Today is a down day. A day to catch up on some tasks back in Chicago, a day to do some planning and a day long planned to pay a visit to our friends at the National Weather Service. The winds blowing moisture in from the Gulf of Mexico slackened overnight which meant for the first time in a few days now early morning rain clouds.
In fact it dawned clear! I headed down to the nearest coastline on Galveston Bay and just missed some Dolphins, but I could see a lot of scared fish still jumping out of the surface. Really happy with my choice of Kemah as a place to stay as it is so walkable.

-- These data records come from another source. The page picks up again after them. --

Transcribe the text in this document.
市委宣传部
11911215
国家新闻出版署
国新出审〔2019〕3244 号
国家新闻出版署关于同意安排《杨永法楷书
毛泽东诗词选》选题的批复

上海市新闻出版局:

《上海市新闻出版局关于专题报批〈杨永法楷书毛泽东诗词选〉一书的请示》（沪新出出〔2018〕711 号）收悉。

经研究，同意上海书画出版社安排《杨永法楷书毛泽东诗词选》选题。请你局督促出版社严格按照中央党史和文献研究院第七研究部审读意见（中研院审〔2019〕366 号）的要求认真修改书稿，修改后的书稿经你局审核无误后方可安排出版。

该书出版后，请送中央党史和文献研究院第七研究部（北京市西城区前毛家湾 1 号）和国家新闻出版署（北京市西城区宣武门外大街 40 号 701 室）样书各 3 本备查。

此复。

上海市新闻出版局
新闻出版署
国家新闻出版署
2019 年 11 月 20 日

As you may have seen from my posts we have an active forecasting activity during what is called the “Intensive Operational Period” or IOP of TRACER. We forecast for a variety of reasons; It helps us target out limited (1 in 4 days during the IOP from June 1st to September 30th) days we can call for enhanced operations for soundings (weather stations attached to balloons) so it is essential to forecast the most scientifically interesting days to do so! Right now pickings are a bit slim. Which is why nailing the right days to go “up” is essential. Second, it creates a record of “what happened”. By becoming “operationally aware” and recording our forecast briefings we create a impression of the sequence of events which will aide in future analysis.
Finally; it is FUN! While this sounds flippant, fun matters. Having fun is important. Being fun brings in young scientists and engages the old hands in mentoring them. I was young once. Heck even Mike Jensen was young once and now he lead a massive field project. I am SURE a future leader is one of our forecasters or assistants on this project today.
To this end I am so grateful to the fine folks at the National Weather Service at the Houston Galveston office in League City, Texas. Having the team at the NWS office who really know their stuff is so vital. The calls we have each day are forecast discussions. The forecast team (forecast coordinator, three bench forecasters for verification, clouds and convection and air quality) and 1-2 assistants (most important job) come into the call presenting the current picture of the weather. Everyone on the call then discusses this and amends the thoughts of the team.
Having the NWS as the first “sounding board” is amazing as they add the local knowledge to a diverse ground of minds focused on Houston. It was a real pleasure to visit the office today. So happy to have these NOAA professionals involved in enhancing a DOE project aimed at improving our knowledge of those tiny particles and their impacts on big clouds to improve weather predictions. From tornadoes to climate!